Data analysis technology can really help with the problem – but why isn’t it used more?
The good news is that a recent survey performed by ACL showed that internal fraud and abuse ranked as the highest area of concern among audit and risk management professionals. At least the issue is showing up clearly on people’s radar. Yet whenever I speak at internal audit and risk conferences on using technology to address risk and control issues, I usually find that participants can only point to relatively limited use of data analysis as part of a comprehensive anti-fraud strategy. The ACFE refers in its Report to the role of analytic technology and continuous audit as one of the important components of an approach to dealing with fraud. The ACFE also does a good job of identifying the typical types of fraud schemes and their relative occurrence. No great surprises here.
24.9% of reported asset misappropriation employee fraud related to fictitious or inflated invoices – often including the old “phantom vendor” scheme in which an employee sets up a fake vendor account through which invoices can be processed for payment – to the employee. This scheme has been around for a very long time – so it is a bit surprising to find that it still actually works! 14.5% of reported fraud related to expense reimbursements – with a surprisingly high median instance of $26,000. Both of these areas are natural ones for the use of fraud detection analytics. There must be at least 20 common tests that can be applied effectively in these areas – none of them particularly complex to implement.
Fraud relating to theft of inventory and of unrecorded cash was one of the more significant loss areas. Although analytics can be applied in this area it is probably not as obvious what tests can be performed that are really effective in detecting and preventing fraud.
One area in which I think analytics do have an important role to play – but are seldom used in practice – is that of employee theft of confidential and critical information. This is an area of growing cause for concern – but not one that is necessarily recognized – often because the loss itself and the financial impact can often go un-noticed.
In many systems it is often an easy task for certain individuals to download, say, an entire customer listing and perhaps the detail of every purchase made in the past year. The value of this could be immense to a competitor. It is worth thinking how difficult it would be for an employee in your organization to download data like this, put the data on a USB memory stick and then offer it to a competitor for a fee. If it could happen, how could you find out if it actually had happened? I can think of several ways that data analysis could be used to monitor for this occurrence. I would be interested to hear of your experiences in this area.

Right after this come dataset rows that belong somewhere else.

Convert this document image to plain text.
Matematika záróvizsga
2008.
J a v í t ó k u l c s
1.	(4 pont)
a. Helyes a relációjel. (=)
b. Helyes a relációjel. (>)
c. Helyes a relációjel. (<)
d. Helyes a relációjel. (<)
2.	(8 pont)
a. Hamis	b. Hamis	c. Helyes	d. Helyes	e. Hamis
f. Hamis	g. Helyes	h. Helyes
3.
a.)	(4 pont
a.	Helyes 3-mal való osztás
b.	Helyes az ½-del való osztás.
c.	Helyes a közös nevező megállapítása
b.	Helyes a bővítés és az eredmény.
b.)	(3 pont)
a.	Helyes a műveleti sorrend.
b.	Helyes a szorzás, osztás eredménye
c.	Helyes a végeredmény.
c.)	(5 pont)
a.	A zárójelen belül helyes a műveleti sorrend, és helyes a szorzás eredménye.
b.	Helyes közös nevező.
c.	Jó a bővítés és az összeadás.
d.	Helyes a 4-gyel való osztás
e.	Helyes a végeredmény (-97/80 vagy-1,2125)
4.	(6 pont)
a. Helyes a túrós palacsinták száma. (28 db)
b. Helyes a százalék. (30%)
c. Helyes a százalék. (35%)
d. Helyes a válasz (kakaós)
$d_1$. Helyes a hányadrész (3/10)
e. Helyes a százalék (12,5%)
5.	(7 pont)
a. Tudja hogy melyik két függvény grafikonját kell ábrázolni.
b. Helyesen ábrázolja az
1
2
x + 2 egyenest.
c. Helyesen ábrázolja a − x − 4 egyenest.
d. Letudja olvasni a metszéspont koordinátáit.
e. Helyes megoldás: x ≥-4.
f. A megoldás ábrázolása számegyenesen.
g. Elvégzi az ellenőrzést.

I was talking with a CAE of a fairly large Fortune 1000 company about this topic at a recent symposium. He commented – quite correctly – that the ACFE report shows that the vast majority of fraud is detected by tips or hotlines. What struck me is that the ACFE Report on employee fraud only reports on fraud that is actually detected. I wonder how much the ACFE statistics would change if every organization used analytics as part of a comprehensive approach to fraud detection and avoidance?